10. Don’t lower your defences just because the first patient is feeling better.
This is a rookie mistake. 24 hours after the bug has passed, it will lure you into thinking that you are in the clear. Patient zero will be feeling 100% again and you will feel like the dark days have passed. You will be tempted to ease off on the crazy-lady bleaching you’ve been doing and abandon your stringent hand-washing regime. STAY AWAY FROM THE LIGHT!! This is when you are most vulnerable. Accept it. The war is not over. There has just been a temporary cease-fire. You need to be on guard! The reason? Someone in your house is probably incubating the bug! The last thing you want to do is invite it in! I find it best not to relax the bug busting efforts for at least 48 hours after the last incident of illness. And preferably, add another 24 hours onto that. We have gone as long as 60 hours between one person and the next contracting a bug and I’m convinced it was passed on long after the last episode of vomiting had occurred.

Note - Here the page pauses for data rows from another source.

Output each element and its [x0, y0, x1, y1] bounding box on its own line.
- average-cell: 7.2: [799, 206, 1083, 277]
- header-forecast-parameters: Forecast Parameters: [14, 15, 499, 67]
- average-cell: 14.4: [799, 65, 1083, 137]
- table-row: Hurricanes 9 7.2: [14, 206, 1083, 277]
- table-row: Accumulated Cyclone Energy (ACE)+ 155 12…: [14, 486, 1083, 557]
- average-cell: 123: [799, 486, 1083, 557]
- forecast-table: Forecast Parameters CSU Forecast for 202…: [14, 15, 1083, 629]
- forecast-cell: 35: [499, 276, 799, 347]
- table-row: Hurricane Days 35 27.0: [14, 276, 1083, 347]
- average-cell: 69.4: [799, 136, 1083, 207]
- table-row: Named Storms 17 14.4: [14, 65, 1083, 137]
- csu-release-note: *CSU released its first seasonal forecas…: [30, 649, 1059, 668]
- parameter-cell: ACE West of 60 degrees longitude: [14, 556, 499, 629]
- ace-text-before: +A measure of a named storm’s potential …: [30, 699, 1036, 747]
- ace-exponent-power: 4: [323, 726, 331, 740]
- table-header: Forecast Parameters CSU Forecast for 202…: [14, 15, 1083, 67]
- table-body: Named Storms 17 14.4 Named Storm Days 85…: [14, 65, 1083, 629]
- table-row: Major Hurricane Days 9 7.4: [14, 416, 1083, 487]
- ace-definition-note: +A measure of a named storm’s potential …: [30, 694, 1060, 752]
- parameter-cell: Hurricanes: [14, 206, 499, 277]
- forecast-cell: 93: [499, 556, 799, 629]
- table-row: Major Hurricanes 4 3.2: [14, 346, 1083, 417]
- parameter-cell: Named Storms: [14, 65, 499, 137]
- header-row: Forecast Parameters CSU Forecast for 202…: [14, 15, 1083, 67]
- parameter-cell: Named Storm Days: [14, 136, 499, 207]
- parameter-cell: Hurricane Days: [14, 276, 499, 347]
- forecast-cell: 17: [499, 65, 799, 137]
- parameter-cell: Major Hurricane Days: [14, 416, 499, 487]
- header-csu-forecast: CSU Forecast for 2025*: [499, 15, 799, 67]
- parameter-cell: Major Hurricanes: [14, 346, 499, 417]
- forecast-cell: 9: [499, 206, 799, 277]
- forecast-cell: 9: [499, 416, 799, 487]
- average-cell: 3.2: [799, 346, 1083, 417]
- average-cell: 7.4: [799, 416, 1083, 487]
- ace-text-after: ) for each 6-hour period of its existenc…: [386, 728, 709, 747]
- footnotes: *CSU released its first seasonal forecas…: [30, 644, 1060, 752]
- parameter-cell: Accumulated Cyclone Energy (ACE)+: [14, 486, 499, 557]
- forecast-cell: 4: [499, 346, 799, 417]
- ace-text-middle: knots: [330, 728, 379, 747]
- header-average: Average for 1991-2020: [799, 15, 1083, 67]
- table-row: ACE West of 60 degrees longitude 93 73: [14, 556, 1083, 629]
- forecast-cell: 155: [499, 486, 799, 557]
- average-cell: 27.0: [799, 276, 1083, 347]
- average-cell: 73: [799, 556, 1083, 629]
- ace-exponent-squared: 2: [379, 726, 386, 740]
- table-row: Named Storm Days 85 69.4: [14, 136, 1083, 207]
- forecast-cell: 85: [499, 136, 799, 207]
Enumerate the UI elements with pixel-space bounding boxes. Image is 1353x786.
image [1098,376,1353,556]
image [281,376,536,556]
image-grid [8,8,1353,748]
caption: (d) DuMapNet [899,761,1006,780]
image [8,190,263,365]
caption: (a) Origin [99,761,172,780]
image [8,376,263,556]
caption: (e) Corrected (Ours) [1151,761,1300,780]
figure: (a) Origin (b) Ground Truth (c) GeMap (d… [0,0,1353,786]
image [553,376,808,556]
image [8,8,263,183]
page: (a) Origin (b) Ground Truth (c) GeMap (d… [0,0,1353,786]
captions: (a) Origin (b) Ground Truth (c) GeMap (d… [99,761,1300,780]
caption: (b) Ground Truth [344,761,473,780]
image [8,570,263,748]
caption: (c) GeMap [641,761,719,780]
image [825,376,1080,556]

11. Keep your germs away from others!
Guidelines recommend leaving a period of 48 hours from the last incident of vomiting or diarrhoea before sending your child back to school. So yes, if your child is sick for 48 hours and then spends another 24 hours stuck to the toilet, they will need to have an entire week off school. (And if you have several children, or, God-forbid, you get the bug too, it could be a long time before the whole family is back to normal.) I know this is a horrific thought (especially for all of us working Mums whose relatives understandably won’t come within 100 miles of us when there’s a bug in the house) BUT it is so important to break the cycle of these bugs by making sure you are not passing them on to other unsuspecting families just like yours! And if your boss is getting tetchy, just offer to bring the bug to work with you! I’m sure they won’t be quite so keen to get you back next time!
Please note that this advice is purely the result of our personal experiences and in no-way guarantees the avoidance of stomach bugs! Do you have any super-star tips for attempting to avoid the bugs? Please, tell me! I’d love to hear them!